这,便是她楔入父亲那铜墙铁壁中的第一把刀。

眼前这人,在父亲跟前儿,已成弃子。

但他在护卫营中积攒的威望犹在。

若想说服那么一两个旧部,递出些看似无关紧要的消息,並非难事。

然而,这个被她“救”下的弃子,心显然养大了。

她记得清清楚楚,此人在父亲面前是何等恭敬谨慎,何等唯命是从。

而如今,他每一次的放肆,每一分逾越规矩的言行,无不在无声地宣告,他从未像畏惧她父亲那样畏惧她,也从未像信服她父亲那般信服她。

无非是自以为是地认定,离了他,她便无法从父亲那里撬出半分消息。

甚至,她隱隱怀疑,他存了喧宾夺主的心思!

不过,所幸常言道:一生二,二生三,三生万物。

如今,她手中,早已不止这一把可用的刀了。

那些曾由他出面去“说服”的旧部,早已在不知不觉间,被她一点一滴地……收归己用了。

所以,该死的人,还是得上路啊。

“你是在挑拨离间,”宴嫣不动声色地点燃房內其余烛台上的蜡烛,驱散了所有阴暗角落,“还是在……威胁我?”

来人道:“是想给嫣姑娘……自荐枕席。”

“姑娘嫁了个声名狼藉的死人做遗孀,长夜独守空闺。若姑娘只是寻常女子也就罢了,但姑娘註定是要成就一番事业的,委实不必……为裴四公子守著这虚无的名节。”

“属下自知身份低微,本配不上姑娘。但姑娘如今身边正缺可靠得力且忠心之人,属下愿效犬马之劳,为姑娘赴汤蹈火,万死不辞。”

“至於其他……但凭姑娘心意差遣,属下也能略尽绵薄,为姑娘排解长夜寂寥。”

“当然,若姑娘愿意將属下引荐给荣国公,让属下能在人前得个体面差事,属下必定感恩戴德,定会竭尽全力,將大统领那护卫营……一点一点,为姑娘撬动过来。”

宴嫣目光不著痕跡地掠过跳动的烛焰,声音不疾不徐:“我救你,不过是看你尚存几分可用之处,並非让你来替我『安排』私事的。”

“我嫁与谁,为谁守节,是我的抉择,是我的谋划,更是我的私事。轮得到你来置喙?轮得到你来『怜悯』?”

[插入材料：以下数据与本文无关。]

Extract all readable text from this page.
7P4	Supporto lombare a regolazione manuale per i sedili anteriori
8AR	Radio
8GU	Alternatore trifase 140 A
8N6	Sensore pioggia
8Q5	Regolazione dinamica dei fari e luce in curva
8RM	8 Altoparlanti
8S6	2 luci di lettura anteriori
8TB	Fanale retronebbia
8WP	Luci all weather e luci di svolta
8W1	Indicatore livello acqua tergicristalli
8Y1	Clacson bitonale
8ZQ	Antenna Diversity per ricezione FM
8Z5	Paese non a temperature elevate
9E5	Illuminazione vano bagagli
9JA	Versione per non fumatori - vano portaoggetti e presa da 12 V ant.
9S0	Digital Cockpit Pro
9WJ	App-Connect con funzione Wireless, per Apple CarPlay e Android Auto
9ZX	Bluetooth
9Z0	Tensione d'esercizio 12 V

“你自以为窥破了我的处境,看透了我的『寂寞』,便觉得能藉此拿捏,甚至……攀附上来,妄图分一杯羹?”

来人忙道:“属下……属下不敢!属下只是一片忠心,想为姑娘分忧……”

“忠心?”宴嫣截断他的话,语气也冷了下来,“你的忠心,便是三更半夜潜入我的臥房,说这些腌臢言语?你的忠心,便是自认能替我做出更『明智』的抉择?甚至……觉得凭此便能在我身边,占得一个与眾不同的位置?”

来人脸色微变,语气也硬了几分:“可,若无属下,姑娘怕是难以从大统领处获取多少有用的消息。”

“属下本也可自行去钻荣国公的门路,不过是念著旧日情分与恩义,才……”

宴嫣忽然轻笑出声:“罢了,逗你呢。”

“我既费心救下你,將你拉拢过来,自然是看重你、要用你的。”

说到此,宴嫣语气一转,带著几分赧然与思索:“只是我终究未经人事,乍听你方才那番冒昧之言,一时愕然,难以接受。”

“细细思量后,倒也觉得……不无道理。”

“你若真成了『我的人』,既能为我排解长夜寂寥,我也能更放心地倚重你。常言道夫妻一体,一荣俱荣,一损俱损……”

“来,脱去衣袍,让我瞧瞧你『自荐枕席』的本钱,也让我看看……你有没有资格,做我的第一个男人。”

主要,是得让他卸下身上那层看似轻薄实则刀枪难入的护身甲冑。

来人有些怔愣,没料到宴嫣的態度会如此突兀又曖昧,但眼中还是控制不住的闪过一抹狂喜与得色。

果然,再厉害的女子,终究是女子,独守空闺,哪能真不寂寞?

自己这一步险棋,看来是走对了!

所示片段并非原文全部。